Monday, May 30, 2011

It's all about food

My husband just informed me it's been a week since I blogged, so what have I been doing? Mostly I've been busy with final edits on the book, tweaking sentences, writing captions for photos, and double-checking the bibliography.

We've been getting a ridiculous amount of rain lately, so the yard, pastures, and garden are all soggy. Only about 20 percent of the garden is planted -- sweet potatoes, onions, beans, strawberries, rhubarb, and asparagus. I have 50 heirloom tomato and 60 pepper plants sitting around waiting to be transplanted. It is really not a big deal that they're a bit late getting into the garden because they won't start producing anyway until it gets hot enough, which means early August most years. One year I planted tomatoes at the end of June, and they produced fine. We are still harvesting more than enough lettuce, which was planted last fall in low tunnels. We removed the tunnels in April.

Because I've been so busy, we actually ran out of chevré! I can't remember the last time we had no chevré in the house in May -- maybe 2002? Anyway, I'm making chevré today!

Lately we've been talking about how excited we used to be when we had a single meal that was homegrown, but now almost all of our meals are homegrown, even through the winter. It's a pretty surprising accomplishment for someone who was a vegetarian with a brown thumb nine years ago. Tonight's dinner will be salad, grilled lamb chops, corn on the cob, and ice cream. Last night's dinner was queso blanco with pasta and marinara sauce. Saturday's lunch was quiche. We've actually been having a lot of quiches lately. Today's lunch was an odd one -- corn fritters and smoothies -- because no one thought about cooking until we were all starving, and it was after noon.

We're about to open our last jar of canned pears, and we're running low on frozen raspberries. There are only two packages of frozen green beans left, although we still have a lot of corn in the freezer. The chickens are laying a few dozen eggs a day, and if we milk all the goats, we can get seven gallons of milk a day for making buttermilk, yogurt, and cheese, as well as ice cream and cream soups and other good stuff.

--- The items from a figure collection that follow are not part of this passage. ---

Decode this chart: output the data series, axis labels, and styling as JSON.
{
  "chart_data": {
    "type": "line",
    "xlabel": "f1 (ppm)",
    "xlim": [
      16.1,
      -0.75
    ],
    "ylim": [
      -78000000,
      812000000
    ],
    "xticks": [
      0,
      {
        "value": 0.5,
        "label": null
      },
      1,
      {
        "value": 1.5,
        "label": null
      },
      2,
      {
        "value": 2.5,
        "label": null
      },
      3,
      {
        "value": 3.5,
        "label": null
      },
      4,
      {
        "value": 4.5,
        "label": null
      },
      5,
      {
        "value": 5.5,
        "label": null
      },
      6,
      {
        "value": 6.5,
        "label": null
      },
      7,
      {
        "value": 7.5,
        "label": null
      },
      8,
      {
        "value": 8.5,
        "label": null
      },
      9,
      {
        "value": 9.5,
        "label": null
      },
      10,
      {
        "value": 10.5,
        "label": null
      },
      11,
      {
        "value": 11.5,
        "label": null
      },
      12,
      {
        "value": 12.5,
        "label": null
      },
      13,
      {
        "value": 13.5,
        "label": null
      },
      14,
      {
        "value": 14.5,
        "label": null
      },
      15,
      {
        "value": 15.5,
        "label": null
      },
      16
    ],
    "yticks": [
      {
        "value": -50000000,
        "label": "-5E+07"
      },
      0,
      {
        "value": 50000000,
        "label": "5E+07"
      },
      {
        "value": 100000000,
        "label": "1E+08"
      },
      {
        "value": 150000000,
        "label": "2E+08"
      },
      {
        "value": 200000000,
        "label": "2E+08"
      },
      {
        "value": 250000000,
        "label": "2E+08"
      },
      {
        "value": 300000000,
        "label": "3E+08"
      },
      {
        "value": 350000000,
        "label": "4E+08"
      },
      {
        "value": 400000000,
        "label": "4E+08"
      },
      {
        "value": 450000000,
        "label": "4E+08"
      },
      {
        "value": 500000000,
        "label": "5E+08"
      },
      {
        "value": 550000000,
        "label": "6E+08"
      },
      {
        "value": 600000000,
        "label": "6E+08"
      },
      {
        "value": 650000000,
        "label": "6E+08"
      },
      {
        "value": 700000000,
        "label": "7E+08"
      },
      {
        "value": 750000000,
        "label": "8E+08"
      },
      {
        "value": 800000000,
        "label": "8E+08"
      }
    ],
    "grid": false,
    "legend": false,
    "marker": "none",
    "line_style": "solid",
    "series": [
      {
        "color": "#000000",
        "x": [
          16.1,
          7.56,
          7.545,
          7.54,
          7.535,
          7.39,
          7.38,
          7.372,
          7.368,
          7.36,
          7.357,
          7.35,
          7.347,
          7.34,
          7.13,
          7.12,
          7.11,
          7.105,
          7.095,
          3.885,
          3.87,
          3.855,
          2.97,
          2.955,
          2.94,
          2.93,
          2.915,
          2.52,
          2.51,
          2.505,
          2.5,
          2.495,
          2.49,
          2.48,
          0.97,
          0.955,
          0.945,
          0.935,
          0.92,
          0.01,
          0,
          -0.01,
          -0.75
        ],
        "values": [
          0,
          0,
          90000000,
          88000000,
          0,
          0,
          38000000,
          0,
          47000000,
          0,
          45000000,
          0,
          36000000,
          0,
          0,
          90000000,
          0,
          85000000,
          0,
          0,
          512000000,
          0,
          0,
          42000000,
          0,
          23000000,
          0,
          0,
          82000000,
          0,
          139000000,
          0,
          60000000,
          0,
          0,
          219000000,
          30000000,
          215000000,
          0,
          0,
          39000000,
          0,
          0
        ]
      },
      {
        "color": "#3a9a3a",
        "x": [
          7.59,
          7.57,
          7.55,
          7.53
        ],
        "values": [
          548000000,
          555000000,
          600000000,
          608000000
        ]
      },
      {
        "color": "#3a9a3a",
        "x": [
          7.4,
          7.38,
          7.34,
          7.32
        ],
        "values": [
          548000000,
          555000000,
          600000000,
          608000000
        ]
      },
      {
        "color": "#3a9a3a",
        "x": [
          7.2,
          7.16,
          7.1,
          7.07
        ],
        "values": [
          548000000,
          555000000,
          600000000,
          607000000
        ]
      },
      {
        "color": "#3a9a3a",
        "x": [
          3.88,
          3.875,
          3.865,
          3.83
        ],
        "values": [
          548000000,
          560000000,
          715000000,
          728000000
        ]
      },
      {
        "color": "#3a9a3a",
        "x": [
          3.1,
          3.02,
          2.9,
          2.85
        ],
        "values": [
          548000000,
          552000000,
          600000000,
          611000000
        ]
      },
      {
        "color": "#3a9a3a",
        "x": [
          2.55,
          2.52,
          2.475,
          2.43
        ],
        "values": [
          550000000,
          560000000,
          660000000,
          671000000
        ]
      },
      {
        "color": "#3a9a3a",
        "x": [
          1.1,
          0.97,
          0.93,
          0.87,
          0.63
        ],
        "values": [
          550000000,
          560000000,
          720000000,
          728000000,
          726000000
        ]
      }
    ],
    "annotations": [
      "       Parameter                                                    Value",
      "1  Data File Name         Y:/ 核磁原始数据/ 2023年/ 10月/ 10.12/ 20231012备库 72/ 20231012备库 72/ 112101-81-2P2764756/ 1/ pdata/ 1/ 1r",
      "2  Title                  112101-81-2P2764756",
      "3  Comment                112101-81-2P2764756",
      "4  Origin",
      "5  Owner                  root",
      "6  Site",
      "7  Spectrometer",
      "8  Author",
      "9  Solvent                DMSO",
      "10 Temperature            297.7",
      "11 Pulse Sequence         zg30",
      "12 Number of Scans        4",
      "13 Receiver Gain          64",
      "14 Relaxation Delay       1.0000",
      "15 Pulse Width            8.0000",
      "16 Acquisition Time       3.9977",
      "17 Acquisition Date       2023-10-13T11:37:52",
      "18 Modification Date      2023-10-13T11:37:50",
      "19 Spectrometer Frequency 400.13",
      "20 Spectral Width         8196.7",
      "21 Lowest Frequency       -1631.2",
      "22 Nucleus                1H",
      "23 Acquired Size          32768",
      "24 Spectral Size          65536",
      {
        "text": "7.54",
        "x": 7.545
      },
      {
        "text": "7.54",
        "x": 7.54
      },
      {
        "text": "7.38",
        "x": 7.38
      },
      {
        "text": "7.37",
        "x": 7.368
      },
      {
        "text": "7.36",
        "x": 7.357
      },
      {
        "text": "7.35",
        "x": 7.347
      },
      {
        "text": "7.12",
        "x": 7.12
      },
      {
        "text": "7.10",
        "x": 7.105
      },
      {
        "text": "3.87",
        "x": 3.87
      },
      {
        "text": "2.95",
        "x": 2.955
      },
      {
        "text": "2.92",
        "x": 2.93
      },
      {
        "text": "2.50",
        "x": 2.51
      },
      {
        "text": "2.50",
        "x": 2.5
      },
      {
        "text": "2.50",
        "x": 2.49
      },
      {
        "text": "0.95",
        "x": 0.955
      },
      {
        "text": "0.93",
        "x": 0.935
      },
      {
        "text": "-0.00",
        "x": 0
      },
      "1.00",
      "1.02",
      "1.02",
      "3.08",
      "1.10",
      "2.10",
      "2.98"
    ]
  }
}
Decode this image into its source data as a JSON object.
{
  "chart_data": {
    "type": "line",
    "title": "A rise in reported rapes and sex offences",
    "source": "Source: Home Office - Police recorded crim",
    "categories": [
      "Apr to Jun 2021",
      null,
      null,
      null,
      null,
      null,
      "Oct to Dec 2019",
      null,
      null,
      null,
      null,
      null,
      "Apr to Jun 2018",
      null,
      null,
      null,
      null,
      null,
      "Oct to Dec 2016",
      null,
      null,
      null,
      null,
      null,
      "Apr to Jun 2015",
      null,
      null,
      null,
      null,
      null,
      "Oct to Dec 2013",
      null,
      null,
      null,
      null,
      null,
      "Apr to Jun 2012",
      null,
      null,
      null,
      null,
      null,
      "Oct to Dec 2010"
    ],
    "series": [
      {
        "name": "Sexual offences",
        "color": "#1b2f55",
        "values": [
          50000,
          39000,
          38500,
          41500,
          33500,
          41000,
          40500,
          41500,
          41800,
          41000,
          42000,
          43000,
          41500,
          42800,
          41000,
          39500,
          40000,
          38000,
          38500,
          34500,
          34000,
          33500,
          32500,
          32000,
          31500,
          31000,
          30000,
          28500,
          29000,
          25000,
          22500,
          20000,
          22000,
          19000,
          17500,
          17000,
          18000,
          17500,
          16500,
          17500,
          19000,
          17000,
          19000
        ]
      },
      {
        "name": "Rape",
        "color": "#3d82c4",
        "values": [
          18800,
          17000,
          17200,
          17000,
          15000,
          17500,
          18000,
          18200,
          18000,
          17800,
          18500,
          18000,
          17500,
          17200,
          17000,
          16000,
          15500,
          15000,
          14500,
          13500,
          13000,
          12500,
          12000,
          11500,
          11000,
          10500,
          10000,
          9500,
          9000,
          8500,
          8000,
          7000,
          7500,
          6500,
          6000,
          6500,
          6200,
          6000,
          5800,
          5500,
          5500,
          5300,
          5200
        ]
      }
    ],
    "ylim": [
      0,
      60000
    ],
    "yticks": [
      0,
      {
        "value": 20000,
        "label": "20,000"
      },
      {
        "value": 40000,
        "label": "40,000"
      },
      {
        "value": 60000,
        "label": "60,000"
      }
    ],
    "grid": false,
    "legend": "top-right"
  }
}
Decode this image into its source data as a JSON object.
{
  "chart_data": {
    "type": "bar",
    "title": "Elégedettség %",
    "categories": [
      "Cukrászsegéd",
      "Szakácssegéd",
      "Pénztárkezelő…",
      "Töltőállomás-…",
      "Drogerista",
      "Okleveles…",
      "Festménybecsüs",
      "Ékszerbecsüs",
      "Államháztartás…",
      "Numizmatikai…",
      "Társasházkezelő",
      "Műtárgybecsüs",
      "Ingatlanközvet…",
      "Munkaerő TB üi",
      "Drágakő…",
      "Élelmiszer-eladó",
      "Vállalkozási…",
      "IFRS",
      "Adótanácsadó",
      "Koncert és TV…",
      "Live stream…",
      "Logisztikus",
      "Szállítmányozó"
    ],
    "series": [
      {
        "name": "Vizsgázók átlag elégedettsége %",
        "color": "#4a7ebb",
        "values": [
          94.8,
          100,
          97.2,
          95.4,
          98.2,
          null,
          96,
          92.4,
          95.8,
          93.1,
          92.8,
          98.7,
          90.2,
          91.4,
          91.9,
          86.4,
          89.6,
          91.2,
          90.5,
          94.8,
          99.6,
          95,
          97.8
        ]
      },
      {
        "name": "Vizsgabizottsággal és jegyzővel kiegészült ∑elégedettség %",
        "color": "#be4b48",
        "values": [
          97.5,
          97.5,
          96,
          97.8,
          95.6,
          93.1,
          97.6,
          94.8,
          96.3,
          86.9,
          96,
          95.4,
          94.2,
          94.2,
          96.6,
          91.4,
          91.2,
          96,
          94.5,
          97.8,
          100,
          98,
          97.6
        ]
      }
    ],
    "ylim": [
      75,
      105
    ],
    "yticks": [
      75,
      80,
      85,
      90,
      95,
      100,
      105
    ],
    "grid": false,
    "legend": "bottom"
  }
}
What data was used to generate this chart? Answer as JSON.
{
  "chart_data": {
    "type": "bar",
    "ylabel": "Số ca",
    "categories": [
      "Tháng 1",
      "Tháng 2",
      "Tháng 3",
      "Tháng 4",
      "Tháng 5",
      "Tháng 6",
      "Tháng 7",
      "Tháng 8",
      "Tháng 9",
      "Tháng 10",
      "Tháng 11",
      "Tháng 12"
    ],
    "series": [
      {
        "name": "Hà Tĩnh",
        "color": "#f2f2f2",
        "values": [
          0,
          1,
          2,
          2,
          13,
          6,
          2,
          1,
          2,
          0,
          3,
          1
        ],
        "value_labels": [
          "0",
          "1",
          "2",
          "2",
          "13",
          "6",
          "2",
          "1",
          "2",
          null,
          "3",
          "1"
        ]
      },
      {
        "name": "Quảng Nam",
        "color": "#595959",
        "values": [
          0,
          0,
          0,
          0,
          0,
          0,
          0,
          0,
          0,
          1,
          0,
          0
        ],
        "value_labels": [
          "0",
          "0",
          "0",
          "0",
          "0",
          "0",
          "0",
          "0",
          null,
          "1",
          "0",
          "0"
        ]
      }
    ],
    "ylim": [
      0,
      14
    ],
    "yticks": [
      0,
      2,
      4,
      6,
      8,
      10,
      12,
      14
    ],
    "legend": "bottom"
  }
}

And with the garden, the cycle starts again. As we are running out of fruits and vegetables, it's time to plant and nurture and harvest to put up food to last for the next winter. Why do we keep doing this? As my daughter said this morning, "Once you get used to homegrown, you just can't find anything in the store that tastes as good."

4 comments:

Tidy Brown Wren said...

I totally agree, home grown tastes better than anything in a store. We barely got out of the garden with the sugar snap peas this evening before dinner. We kept munching on them while picking them!

Amy Dingmann said...

I'm with your daughter. Its hard to go out and eat at anyone else's house when you get used to eating homemade everything at your own. My kids have named us "food snobs". I'll take it. :)

judy said...

My mouth is just watering for all that home-made stuff.I make most of our meals from scratch [ and most of the time that would be for 11 people] but I don't have the home grown---BIG DIFFERANCE

Kiote Agorist said...

I had my first harvest of strawberries today. SO GOOD. I had a hard time not just wandering around outside today doing nothing but eating strawberries.